Covid-19 : le défi de la vaccination

Vaccin AstraZeneca : un risque "rare" de thrombose atypique confirmé par l'Agence du médicament

V. F
Publié le 26 mars 2021 à 22h14, mis à jour le 26 mars 2021 à 22h56
Vaccin AstraZeneca : un risque "rare" de thrombose atypique confirmé par l'Agence du médicament

Source : LOIC VENANCE / AFP

SOUPÇONS - L'Agence du médicament a confirmé ce vendredi l'existence d'un risque "rare" de thrombose atypique associé au vaccin contre le Covid-19 d'AstraZeneca, après la survenue de nouveaux cas en France, dont deux décès.
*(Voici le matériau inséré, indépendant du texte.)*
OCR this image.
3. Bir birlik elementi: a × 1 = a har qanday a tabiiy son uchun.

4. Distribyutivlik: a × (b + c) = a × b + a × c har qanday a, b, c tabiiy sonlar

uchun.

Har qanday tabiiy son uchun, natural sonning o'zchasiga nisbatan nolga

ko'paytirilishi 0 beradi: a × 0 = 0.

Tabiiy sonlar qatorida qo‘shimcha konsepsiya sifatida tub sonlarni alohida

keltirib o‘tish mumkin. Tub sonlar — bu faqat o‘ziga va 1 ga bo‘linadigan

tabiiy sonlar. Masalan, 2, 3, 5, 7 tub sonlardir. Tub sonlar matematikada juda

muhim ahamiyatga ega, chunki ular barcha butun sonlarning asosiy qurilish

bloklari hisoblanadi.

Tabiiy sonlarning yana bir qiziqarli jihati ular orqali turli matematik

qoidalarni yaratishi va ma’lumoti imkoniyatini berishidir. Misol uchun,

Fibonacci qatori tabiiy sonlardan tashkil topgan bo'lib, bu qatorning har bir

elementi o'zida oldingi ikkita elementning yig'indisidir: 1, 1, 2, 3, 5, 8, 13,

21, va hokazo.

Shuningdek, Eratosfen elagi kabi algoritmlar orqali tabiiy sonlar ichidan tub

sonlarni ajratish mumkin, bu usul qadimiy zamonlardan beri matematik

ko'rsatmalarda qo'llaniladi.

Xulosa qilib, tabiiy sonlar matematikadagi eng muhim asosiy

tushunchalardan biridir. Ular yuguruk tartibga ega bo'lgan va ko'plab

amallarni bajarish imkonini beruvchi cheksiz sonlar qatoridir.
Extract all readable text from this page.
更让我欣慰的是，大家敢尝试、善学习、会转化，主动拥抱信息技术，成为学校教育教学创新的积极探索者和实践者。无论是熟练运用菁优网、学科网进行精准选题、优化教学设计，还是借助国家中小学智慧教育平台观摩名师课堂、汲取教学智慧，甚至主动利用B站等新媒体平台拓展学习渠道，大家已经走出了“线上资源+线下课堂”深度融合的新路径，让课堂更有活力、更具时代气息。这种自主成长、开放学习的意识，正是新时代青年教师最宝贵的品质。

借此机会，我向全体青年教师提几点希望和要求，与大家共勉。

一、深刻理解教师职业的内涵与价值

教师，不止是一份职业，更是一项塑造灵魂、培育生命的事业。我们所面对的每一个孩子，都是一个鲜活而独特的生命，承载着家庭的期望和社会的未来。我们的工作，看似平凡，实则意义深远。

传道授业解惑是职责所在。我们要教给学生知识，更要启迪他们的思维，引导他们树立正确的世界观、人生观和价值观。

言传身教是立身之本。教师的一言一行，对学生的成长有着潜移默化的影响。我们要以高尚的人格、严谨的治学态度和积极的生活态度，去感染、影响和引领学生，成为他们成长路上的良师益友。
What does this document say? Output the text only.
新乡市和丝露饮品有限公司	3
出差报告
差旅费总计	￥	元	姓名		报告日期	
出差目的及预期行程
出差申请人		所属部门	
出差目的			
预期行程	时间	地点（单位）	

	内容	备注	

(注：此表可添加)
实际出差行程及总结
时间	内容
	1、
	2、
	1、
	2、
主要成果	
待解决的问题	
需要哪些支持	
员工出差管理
L'Agence du médicament (ANSM) a confirmé ce vendredi l'existence d'un risque "rare" de thrombose atypique associé au vaccin AstraZeneca contre le Covid-19, après la survenue de nouveaux cas en France. "Neuf cas de thromboses des grosses veines, atypiques par leur localisation (cérébrale en majorité, mais également digestive), pouvant être associés à une thrombopénie - diminution du nombre de plaquettes dans le sang, NDLR - ou à des troubles de coagulation ont été déclarés", soit six de plus que la semaine précédente, indique l'ANSM, qui souligne toutefois que la balance bénéfice/risque reste "favorable".

Un caractère atypique

Parmi ces cas, "deux décès" ont été rapportés entre le 12 et le 18 mars, dont celui d'un étudiant en médecine nantais mort le 18 mars plusieurs jours après avoir été vacciné, mentionné lundi soir par l'ANSM dans un communiqué et pour lequel des analyses complémentaires sont en cours, dans le cadre d'une enquête judiciaire. "Le caractère très atypique de ces thromboses, leurs tableaux cliniques proches et le délai de survenue homogène conduisent le comité de suivi à confirmer la survenue, très rare, de ce risque thrombotique chez les personnes vaccinées par le vaccin AstraZeneca", explique l'agence sanitaire. Ces cas sont survenus "dans un délai médian de 8,5 jours après la vaccination chez des personnes sans antécédents particuliers identifiés à ce jour", ajoute-t-elle, précisant que sept patients avaient moins de 55 ans et deux, plus de 55 ans. 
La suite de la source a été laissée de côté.